Mais cette trahison n’explique pas pourquoi les militants à la base, qui dénonçaient ce coup de force, n’ont pas été en capacité de reconstituer un centre et de maintenir une activité collective. L’explication avancée par les auteurs de l’éparpillement des militants, de leur épuisement et de leur isolement (et notamment les établis), pour être réelle n’est pas suffisante.

La dissolution est prononcée autour du texte « De Besançon aux Monts Tsinkiang » (publié dans le livre), sur lequel tout le monde est d’accord, et qui prolonge encore la stratégie mouvementiste jusqu’à la dilution pure et simple de toute forme organisationnelle dans le mouvement de masse. C’est sans doute à la critique de ce texte et au bilan politique rigoureux d’une ligne anarchisante qu’il faut s’attaquer si on veut comprendre la disparition d’un groupe qui aura marqué la France de l’après-68, jusqu’à s’identifier à cette période.

 


- Les nouveaux partisans : histoire de la Gauche Prolétarienne
Par des militants de base (Al Dante, avril 2015, 17€)

 

La critique de la ligne de la GP et de la Cause du Peuple était contemporaine de son existence et de son activité.
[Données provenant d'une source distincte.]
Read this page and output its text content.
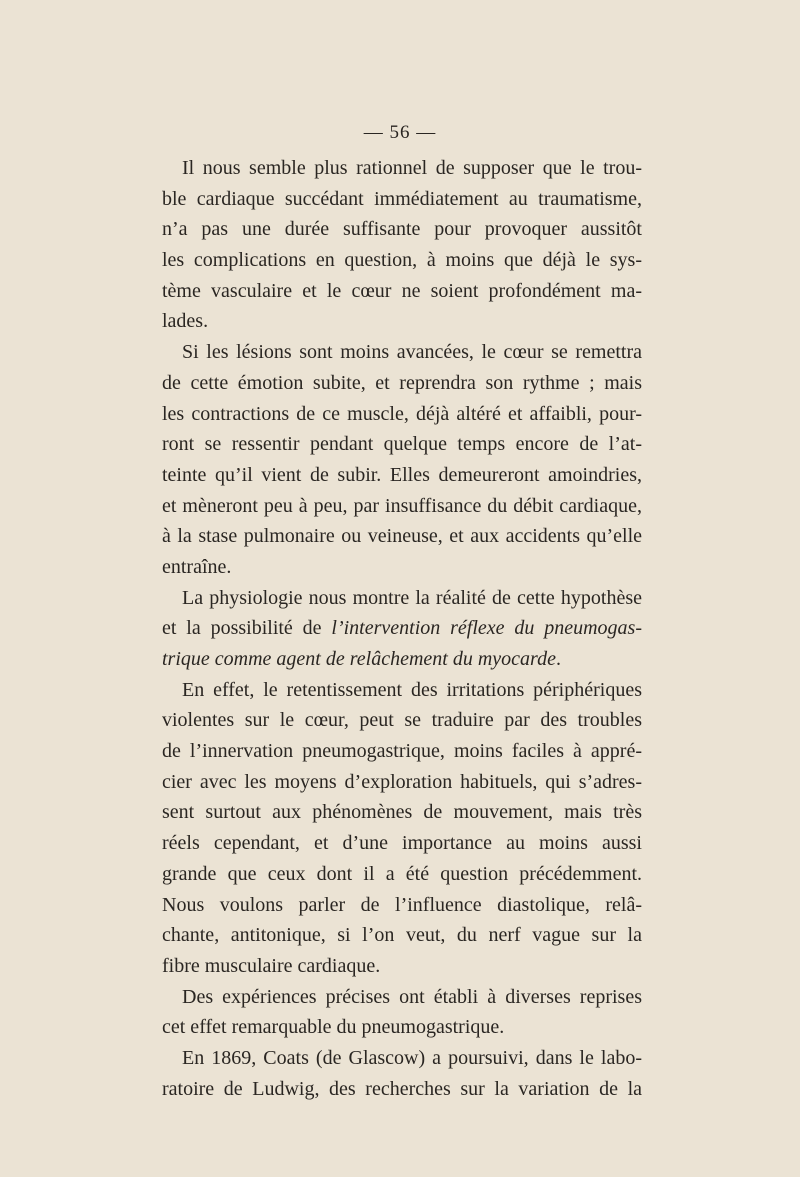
— 56 —
Il nous semble plus rationnel de supposer que le trou-
ble cardiaque succédant immédiatement au traumatisme,
n’a pas une durée suffisante pour provoquer aussitôt
les complications en question, à moins que déjà le sys-
tème vasculaire et le cœur ne soient profondément ma-
lades.
Si les lésions sont moins avancées, le cœur se remettra
de cette émotion subite, et reprendra son rythme ; mais
les contractions de ce muscle, déjà altéré et affaibli, pour-
ront se ressentir pendant quelque temps encore de l’at-
teinte qu’il vient de subir. Elles demeureront amoindries,
et mèneront peu à peu, par insuffisance du débit cardiaque,
à la stase pulmonaire ou veineuse, et aux accidents qu’elle
entraîne.
La physiologie nous montre la réalité de cette hypothèse
et la possibilité de l’intervention réflexe du pneumogas-
trique comme agent de relâchement du myocarde.
En effet, le retentissement des irritations périphériques
violentes sur le cœur, peut se traduire par des troubles
de l’innervation pneumogastrique, moins faciles à appré-
cier avec les moyens d’exploration habituels, qui s’adres-
sent surtout aux phénomènes de mouvement, mais très
réels cependant, et d’une importance au moins aussi
grande que ceux dont il a été question précédemment.
Nous voulons parler de l’influence diastolique, relâ-
chante, antitonique, si l’on veut, du nerf vague sur la
fibre musculaire cardiaque.
Des expériences précises ont établi à diverses reprises
cet effet remarquable du pneumogastrique.
En 1869, Coats (de Glascow) a poursuivi, dans le labo-
ratoire de Ludwig, des recherches sur la variation de la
La revue politique et théorique « Communisme » publiait en 1974 un texte « Cause du Peuple : marxisme ou anarchisme ? » qui donne des éléments théoriques intéressants de critique de la ligne de la GP et notamment une critique précise du texte « De Besançon aux Monts Tsinkiang ». Nous invitons nos lecteurs qui souhaiteraient approfondir la question à consulter cet article en cliquant ICI

[1Le dogmatisme est une conception erronée du marxisme qui ne l’envisage non comme une science vivante, s’attachant à l’analyse concrète des situations concrètes, mais comme un ensemble de recettes immuables et figées, de dogmes.

[2Le spontanéisme est une conception qui accorde la primeur dans la lutte politique au mouvement spontané des masses au détriment des tâches de construction et d’organisation. Le spontanéisme est à la base du mouvementisme, orientation erronée dans la lutte de classe pour la laquelle « le mouvement est tout, le parti n’est rien ».

[3Lutte politique et mouvement de masse en Chine (1966 -1976) inspiré par Mao Zedong et qui visait à empêcher la restauration du capitalisme engagée par une partie des dirigeants chinois, et au contraire à approfondir la construction du socialisme. Voir l’article « Le sens de notre référence au maoïsme », paru dans Partisan N°161, en ligne : http://www.ocml-vp.org/article738.html

[4Le centralisme démocratique est un mode d’organisation adopté pour la première fois par le Parti bolchevique de Lénine, qui combine la liberté totale dans la discussion et l’élaboration collective de la ligne à la discipline et l’unité totale dans l’action.

[5Les militants de la GP seront très impliqués dans le Mouvement des Travailleurs Arabes (MTA) qu’ils animaient aux côtés d’étudiants arabes et de travailleurs immigrés. Le MTA, qui manifestait pour la première fois la volonté d’auto-organisation des travailleurs immigrés, organisera en 1973 des grèves générales de travailleurs immigrés contre le racisme et en 1976 une grève des loyers dans les foyers de travailleurs.

[6L’anarcho-syndicalisme est un courant du mouvement ouvrier qui restreint la lutte politique du prolétariat à la lutte économique et les rapports sociaux de production au rapport ouvrier/patron dans l’atelier.